Third, the bargain. EU's trump card to bring Hungary under its control have always been through funding adjustment. One, though, promised to send cash and improve infrastructure from the richest EU countries. Two, by cutting down on EU funds keeping the rule of law and democratic backsliding reasons. This situation is reversing back in favour of Orban, as the EU wants his vote to pass the oil embargo. Hungary is currently demanding a five-year exception to phase out Russian oil import and a EUR 750 billion in exchange for a vote against Russia and indirectly to make EU funds flow back into Orban's cronies accounts which was restricted after the recent elections.
First, Hungary's bloc to EU's sanctions will impact the EU's proposal to the oil embargo, but this will also sideline Hungary from Europe. There has been a shift in relations with the regional neighbours of Hungary post the Ukraine war. Poland, Slovakia, Bulgaria and the Czech Republic have turned in favour of the EU; the perception has changed positively with the intake of refugees and support to Ukraine. Hence Hungary's rejection of the oil ban might lead the EU countries to opt for the ban individually, which leads to Hungary's isolation for its stance favouring Russia.

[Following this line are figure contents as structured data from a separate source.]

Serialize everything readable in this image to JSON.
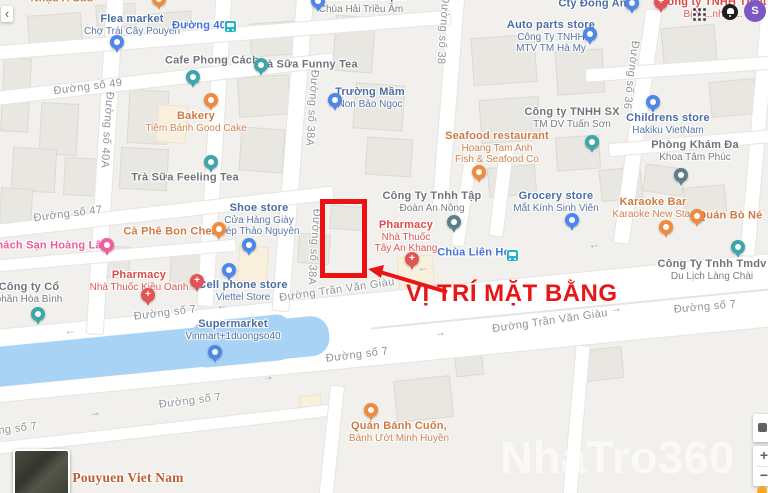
{
  "annotation": {
    "text": "VỊ TRÍ MẶT BẰNG",
    "color": "#e81616"
  },
  "watermark": "NhaTro360",
  "ui": {
    "back_glyph": "‹",
    "zoom_in": "+",
    "zoom_out": "−",
    "avatar_letter": "S"
  },
  "colors": {
    "land": "#f1f0ec",
    "road": "#ffffff",
    "water": "#a9d3f5",
    "building": "#e9e7e2",
    "building_cream": "#f8f0dd",
    "annotation_red": "#e81616",
    "highlight_box": "#ea1212",
    "label_shop": "#4a6da2",
    "label_generic": "#6f7479",
    "label_food": "#cf7a43",
    "label_health": "#dd4a46",
    "label_hotel": "#ec5b9c",
    "label_transit": "#4272d8",
    "label_area": "#bf5b33",
    "label_street": "#8f9398",
    "pin_shop": "#4e86ec",
    "pin_generic": "#3da6ab",
    "pin_food": "#ef8b3f",
    "pin_health": "#e25353",
    "pin_hotel": "#f0609f",
    "pin_dark": "#5d7f8b",
    "transit_icon": "#25b3c5",
    "avatar_bg": "#7e57c2",
    "watermark_color": "rgba(255,255,255,0.62)"
  },
  "pois": [
    {
      "id": "nhau-a-sau",
      "type": "food",
      "label": {
        "x": 62,
        "y": -1,
        "lines": [
          "Nhậu A Sáu"
        ]
      },
      "marker": null
    },
    {
      "id": "unlabeled-food-pin",
      "type": "food",
      "label": null,
      "marker": {
        "x": 159,
        "y": -8
      }
    },
    {
      "id": "flea-market",
      "type": "shop",
      "label": {
        "x": 132,
        "y": 25,
        "lines": [
          "Flea market",
          "Chợ Trái Cây Pouyen"
        ]
      },
      "marker": {
        "x": 117,
        "y": 35
      }
    },
    {
      "id": "duong-40-stop",
      "type": "transit",
      "label": {
        "x": 199,
        "y": 26,
        "lines": [
          "Đường 40"
        ]
      },
      "marker": {
        "x": 230,
        "y": 21
      }
    },
    {
      "id": "buddhist-temple",
      "type": "generic",
      "pin": "shop",
      "label": {
        "x": 361,
        "y": 3,
        "lines": [
          "Buddhist Temple",
          "Chùa Hải Triều Âm"
        ]
      },
      "marker": {
        "x": 318,
        "y": -6
      }
    },
    {
      "id": "cafe-phong-cach",
      "type": "generic",
      "label": {
        "x": 212,
        "y": 61,
        "lines": [
          "Cafe Phong Cách"
        ]
      },
      "marker": {
        "x": 193,
        "y": 70
      }
    },
    {
      "id": "tra-sua-funny-tea",
      "type": "generic",
      "label": {
        "x": 307,
        "y": 65,
        "lines": [
          "Trà Sữa Funny Tea"
        ]
      },
      "marker": {
        "x": 261,
        "y": 58
      }
    },
    {
      "id": "bakery",
      "type": "food",
      "label": {
        "x": 196,
        "y": 122,
        "lines": [
          "Bakery",
          "Tiệm Bánh Good Cake"
        ]
      },
      "marker": {
        "x": 211,
        "y": 93
      }
    },
    {
      "id": "truong-mam-non",
      "type": "shop",
      "label": {
        "x": 370,
        "y": 98,
        "lines": [
          "Trường Mầm",
          "Non Bảo Ngọc"
        ]
      },
      "marker": {
        "x": 335,
        "y": 93
      }
    },
    {
      "id": "tra-sua-feeling-tea",
      "type": "generic",
      "label": {
        "x": 185,
        "y": 178,
        "lines": [
          "Trà Sữa Feeling Tea"
        ]
      },
      "marker": {
        "x": 211,
        "y": 155
      }
    },
    {
      "id": "khach-san-hoang-lam",
      "type": "hotel",
      "label": {
        "x": 50,
        "y": 246,
        "lines": [
          "Khách Sạn Hoàng Lâm"
        ]
      },
      "marker": {
        "x": 107,
        "y": 238
      }
    },
    {
      "id": "ca-phe-bon-chen",
      "type": "food",
      "label": {
        "x": 171,
        "y": 232,
        "lines": [
          "Cà Phê Bon Chen"
        ]
      },
      "marker": {
        "x": 219,
        "y": 222
      }
    },
    {
      "id": "shoe-store",
      "type": "shop",
      "label": {
        "x": 259,
        "y": 220,
        "lines": [
          "Shoe store",
          "Cửa Hàng Giày",
          "Dép Thảo Nguyên"
        ]
      },
      "marker": {
        "x": 249,
        "y": 238
      }
    },
    {
      "id": "pharmacy-kieu-oanh",
      "type": "health",
      "label": {
        "x": 139,
        "y": 281,
        "lines": [
          "Pharmacy",
          "Nhà Thuốc Kiều Oanh"
        ]
      },
      "marker": {
        "x": 148,
        "y": 288
      }
    },
    {
      "id": "unlabeled-health-pin",
      "type": "health",
      "label": null,
      "marker": {
        "x": 197,
        "y": 274
      }
    },
    {
      "id": "cell-phone-store",
      "type": "shop",
      "label": {
        "x": 243,
        "y": 291,
        "lines": [
          "Cell phone store",
          "Viettel Store"
        ]
      },
      "marker": {
        "x": 229,
        "y": 263
      }
    },
    {
      "id": "cong-ty-hoa-binh",
      "type": "generic",
      "label": {
        "x": 29,
        "y": 293,
        "lines": [
          "Công ty Cổ",
          "phần Hòa Bình"
        ]
      },
      "marker": {
        "x": 38,
        "y": 307
      }
    },
    {
      "id": "supermarket-vinmart",
      "type": "shop",
      "label": {
        "x": 233,
        "y": 330,
        "lines": [
          "Supermarket",
          "Vinmart+1duongso40"
        ]
      },
      "marker": {
        "x": 215,
        "y": 345
      }
    },
    {
      "id": "auto-parts-store",
      "type": "shop",
      "label": {
        "x": 551,
        "y": 37,
        "lines": [
          "Auto parts store",
          "Công Ty TNHH",
          "MTV TM Hà My"
        ]
      },
      "marker": {
        "x": 590,
        "y": 27
      }
    },
    {
      "id": "cty-dong-anh",
      "type": "shop",
      "label": {
        "x": 596,
        "y": 4,
        "lines": [
          "Cty Đông Anh"
        ]
      },
      "marker": {
        "x": 632,
        "y": -4
      }
    },
    {
      "id": "thiet-bi-y-te",
      "type": "health",
      "label": {
        "x": 713,
        "y": 8,
        "lines": [
          "Công ty TNHH Thiết",
          "Bị Y ...nh G..."
        ]
      },
      "marker": {
        "x": 661,
        "y": -5
      }
    },
    {
      "id": "seafood-restaurant",
      "type": "food",
      "label": {
        "x": 497,
        "y": 148,
        "lines": [
          "Seafood restaurant",
          "Hoang Tam Anh",
          "Fish & Seafood Co"
        ]
      },
      "marker": {
        "x": 479,
        "y": 165
      }
    },
    {
      "id": "tuan-son",
      "type": "generic",
      "label": {
        "x": 572,
        "y": 118,
        "lines": [
          "Công ty TNHH SX",
          "TM DV Tuấn Sơn"
        ]
      },
      "marker": {
        "x": 592,
        "y": 135
      }
    },
    {
      "id": "grocery-store",
      "type": "shop",
      "label": {
        "x": 556,
        "y": 202,
        "lines": [
          "Grocery store",
          "Mắt Kính Sinh Viên"
        ]
      },
      "marker": {
        "x": 572,
        "y": 213
      }
    },
    {
      "id": "an-nong",
      "type": "generic",
      "pin": "dark",
      "label": {
        "x": 432,
        "y": 202,
        "lines": [
          "Công Ty Tnhh Tập",
          "Đoàn An Nông"
        ]
      },
      "marker": {
        "x": 454,
        "y": 215
      }
    },
    {
      "id": "childrens-store",
      "type": "shop",
      "label": {
        "x": 668,
        "y": 124,
        "lines": [
          "Childrens store",
          "Hakiku VietNam"
        ]
      },
      "marker": {
        "x": 653,
        "y": 95
      }
    },
    {
      "id": "phong-kham",
      "type": "generic",
      "pin": "dark",
      "label": {
        "x": 695,
        "y": 151,
        "lines": [
          "Phòng Khám Đa",
          "Khoa Tâm Phúc"
        ]
      },
      "marker": {
        "x": 681,
        "y": 168
      }
    },
    {
      "id": "karaoke-new-star",
      "type": "food",
      "label": {
        "x": 653,
        "y": 208,
        "lines": [
          "Karaoke Bar",
          "Karaoke New Star"
        ]
      },
      "marker": {
        "x": 666,
        "y": 220
      }
    },
    {
      "id": "quan-bo-ne",
      "type": "food",
      "label": {
        "x": 730,
        "y": 216,
        "lines": [
          "Quán Bò Né"
        ]
      },
      "marker": {
        "x": 697,
        "y": 209
      }
    },
    {
      "id": "pharmacy-tay-an-khang",
      "type": "health",
      "label": {
        "x": 406,
        "y": 237,
        "lines": [
          "Pharmacy",
          "Nhà Thuốc",
          "Tây An Khang"
        ]
      },
      "marker": {
        "x": 412,
        "y": 252
      }
    },
    {
      "id": "chua-lien-hoa-stop",
      "type": "transit",
      "label": {
        "x": 477,
        "y": 253,
        "lines": [
          "Chùa Liên Hoa"
        ]
      },
      "marker": {
        "x": 512,
        "y": 250
      }
    },
    {
      "id": "tmdv-lang-chai",
      "type": "generic",
      "label": {
        "x": 712,
        "y": 270,
        "lines": [
          "Công Ty Tnhh Tmdv",
          "Du Lịch Làng Chài"
        ]
      },
      "marker": {
        "x": 738,
        "y": 240
      }
    },
    {
      "id": "quan-banh-cuon",
      "type": "food",
      "label": {
        "x": 399,
        "y": 432,
        "lines": [
          "Quán Bánh Cuốn,",
          "Bánh Ướt Minh Huyền"
        ]
      },
      "marker": {
        "x": 371,
        "y": 403
      }
    },
    {
      "id": "pouyuen-viet-nam",
      "type": "area",
      "label": {
        "x": 128,
        "y": 478,
        "lines": [
          "Pouyuen Viet Nam"
        ]
      },
      "marker": null
    }
  ],
  "street_labels": [
    {
      "text": "Đường số 49",
      "x": 88,
      "y": 87,
      "rot": -7
    },
    {
      "text": "Đường số 40A",
      "x": 107,
      "y": 130,
      "rot": 94
    },
    {
      "text": "Đường số 38A",
      "x": 312,
      "y": 108,
      "rot": 94
    },
    {
      "text": "Đường số 38A",
      "x": 314,
      "y": 247,
      "rot": 94
    },
    {
      "text": "Đường số 38",
      "x": 443,
      "y": 30,
      "rot": 94
    },
    {
      "text": "Đường số 36",
      "x": 631,
      "y": 75,
      "rot": 97
    },
    {
      "text": "Đường số 47",
      "x": 68,
      "y": 214,
      "rot": -7
    },
    {
      "text": "Đường số 7",
      "x": 165,
      "y": 313,
      "rot": -7
    },
    {
      "text": "Đường Trần Văn Giàu",
      "x": 337,
      "y": 290,
      "rot": -8
    },
    {
      "text": "Đường Trần Văn Giàu",
      "x": 550,
      "y": 321,
      "rot": -8
    },
    {
      "text": "Đường số 7",
      "x": 705,
      "y": 307,
      "rot": -5
    },
    {
      "text": "Đường số 7",
      "x": 357,
      "y": 355,
      "rot": -7
    },
    {
      "text": "Đường số 7",
      "x": 190,
      "y": 401,
      "rot": -7
    },
    {
      "text": "Đường số 7",
      "x": 6,
      "y": 430,
      "rot": -7
    }
  ],
  "oneway_arrows": [
    {
      "x": 222,
      "y": 306,
      "dir": "←"
    },
    {
      "x": 70,
      "y": 331,
      "dir": "←"
    },
    {
      "x": 423,
      "y": 268,
      "dir": "←"
    },
    {
      "x": 594,
      "y": 245,
      "dir": "←"
    },
    {
      "x": 616,
      "y": 309,
      "dir": "→"
    },
    {
      "x": 268,
      "y": 377,
      "dir": "→"
    },
    {
      "x": 95,
      "y": 413,
      "dir": "→"
    },
    {
      "x": 440,
      "y": 333,
      "dir": "→"
    }
  ]
}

Second, Russia has succeeded in breaking European unity. However, it will face the hardship of economic sanctions from the EU countries and a big challenge in diverting its gas and oil supplies from the European market.
Third, there is also another possibility that without a united EU ban on phasing out the Russian energy exports might lead to a more significant split amongst the EU member states in taking an individual stance against Russia, considering the loss to their economies. This will turn in favour of Russia to play its big power politics over the small economy states of the EU.